Reis Inc.'s message during its fourth quarter 2007 capital markets briefing was, “Worry. Don't panic.” The New York-based commercial real estate information firm confirmed that cap rates for commercial properties inched upward in the final stretch of 2007, and that deal activity slowed across all sectors. The trend is expected to continue in 2008, Reis' chief economist Sam Chandan said, but the drop will be less dramatic than in the last six months of 2007.

The shift, he said, will be due primarily to the exit of speculative investors rather than deteriorating fundamentals. Faced with a tighter credit pool and an uncertain economic climate, buyers focused solely on price appreciation have backed away from acquisitions. Considering the industry is coming off a historic high for transaction volume, there won't be lasting damage, Chandan said.
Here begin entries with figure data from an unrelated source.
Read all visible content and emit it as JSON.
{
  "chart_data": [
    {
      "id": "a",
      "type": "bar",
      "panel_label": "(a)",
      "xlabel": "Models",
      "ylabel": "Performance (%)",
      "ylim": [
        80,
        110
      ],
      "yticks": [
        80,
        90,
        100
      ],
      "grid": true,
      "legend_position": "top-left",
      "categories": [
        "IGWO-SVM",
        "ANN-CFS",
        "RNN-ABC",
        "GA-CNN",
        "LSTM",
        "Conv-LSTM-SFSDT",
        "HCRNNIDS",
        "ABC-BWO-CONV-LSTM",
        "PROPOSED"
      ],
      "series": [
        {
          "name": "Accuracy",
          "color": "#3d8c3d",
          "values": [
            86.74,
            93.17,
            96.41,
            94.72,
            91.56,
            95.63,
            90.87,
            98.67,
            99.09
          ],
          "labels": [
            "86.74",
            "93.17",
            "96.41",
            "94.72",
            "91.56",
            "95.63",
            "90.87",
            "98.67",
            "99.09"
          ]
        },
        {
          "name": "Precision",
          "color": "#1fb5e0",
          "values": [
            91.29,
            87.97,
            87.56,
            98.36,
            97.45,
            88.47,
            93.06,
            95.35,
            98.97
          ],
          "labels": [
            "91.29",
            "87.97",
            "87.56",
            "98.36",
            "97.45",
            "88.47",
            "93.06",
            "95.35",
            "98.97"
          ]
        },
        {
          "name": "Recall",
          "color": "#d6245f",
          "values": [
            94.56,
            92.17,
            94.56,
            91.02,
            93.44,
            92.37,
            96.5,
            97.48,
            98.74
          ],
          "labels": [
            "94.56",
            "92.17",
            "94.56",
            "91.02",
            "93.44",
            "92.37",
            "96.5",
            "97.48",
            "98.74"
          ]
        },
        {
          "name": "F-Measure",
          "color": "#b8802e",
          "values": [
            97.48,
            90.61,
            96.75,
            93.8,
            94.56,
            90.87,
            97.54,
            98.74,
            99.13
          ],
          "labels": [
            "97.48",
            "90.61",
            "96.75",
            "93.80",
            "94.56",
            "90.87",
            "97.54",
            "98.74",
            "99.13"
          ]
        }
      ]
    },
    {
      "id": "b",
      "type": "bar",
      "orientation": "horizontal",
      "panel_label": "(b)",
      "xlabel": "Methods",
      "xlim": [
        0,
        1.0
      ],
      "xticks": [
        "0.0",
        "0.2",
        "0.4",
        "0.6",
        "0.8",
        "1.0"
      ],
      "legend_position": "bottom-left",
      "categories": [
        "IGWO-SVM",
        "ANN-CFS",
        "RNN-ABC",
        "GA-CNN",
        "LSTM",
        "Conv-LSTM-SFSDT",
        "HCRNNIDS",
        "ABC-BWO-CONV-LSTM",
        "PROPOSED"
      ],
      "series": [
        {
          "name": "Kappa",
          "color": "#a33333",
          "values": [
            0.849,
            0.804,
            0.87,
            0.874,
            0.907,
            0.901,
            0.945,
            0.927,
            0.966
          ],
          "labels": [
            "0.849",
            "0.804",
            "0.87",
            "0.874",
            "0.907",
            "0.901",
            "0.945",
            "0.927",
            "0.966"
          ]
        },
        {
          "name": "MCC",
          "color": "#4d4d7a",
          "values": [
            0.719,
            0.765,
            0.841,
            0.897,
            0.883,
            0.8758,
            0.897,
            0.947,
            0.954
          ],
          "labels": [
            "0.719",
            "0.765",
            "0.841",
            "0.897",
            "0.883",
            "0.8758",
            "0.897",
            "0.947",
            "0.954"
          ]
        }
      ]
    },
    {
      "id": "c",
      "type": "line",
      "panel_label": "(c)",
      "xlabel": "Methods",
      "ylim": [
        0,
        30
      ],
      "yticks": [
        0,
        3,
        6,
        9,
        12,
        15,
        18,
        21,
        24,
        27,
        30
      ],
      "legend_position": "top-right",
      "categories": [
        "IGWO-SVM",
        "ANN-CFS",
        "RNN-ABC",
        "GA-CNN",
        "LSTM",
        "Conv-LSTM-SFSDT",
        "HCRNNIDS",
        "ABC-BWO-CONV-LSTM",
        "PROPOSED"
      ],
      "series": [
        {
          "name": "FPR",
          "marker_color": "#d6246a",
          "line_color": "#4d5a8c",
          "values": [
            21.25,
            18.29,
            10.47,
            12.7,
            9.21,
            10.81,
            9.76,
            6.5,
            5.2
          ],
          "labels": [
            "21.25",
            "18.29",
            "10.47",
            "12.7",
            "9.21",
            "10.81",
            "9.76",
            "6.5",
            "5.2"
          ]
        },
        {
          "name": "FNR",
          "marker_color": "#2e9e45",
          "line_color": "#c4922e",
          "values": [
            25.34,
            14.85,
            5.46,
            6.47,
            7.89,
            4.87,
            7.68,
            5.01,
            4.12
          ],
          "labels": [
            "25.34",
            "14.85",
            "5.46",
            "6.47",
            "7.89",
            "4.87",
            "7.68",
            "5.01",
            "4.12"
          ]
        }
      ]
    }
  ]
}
“Fundamentals remain exceptionally stable,” he said. But, “pressure on prices of distressed sellers will become a significant factor later this year. “

The lack of financing has been a major contributor to the drop in deals. Specifically, after reaching a record high of $38.5 billion in March 2007, issuance of U.S. commercial mortgage-backed securities (CMBS) ground to a complete halt in January. February was just a little better with $1.2 billion in issuance, down from $21.1 billion in February 2007, according to Commercial Mortgage Alert. Bond investors are insisting on greater transparency, Chandan said. Overall, the volume of issuance of new CMBS bonds is expected to reach between $85 billion and $90 billion in the U.S. this year, down from $230 billion in 2007.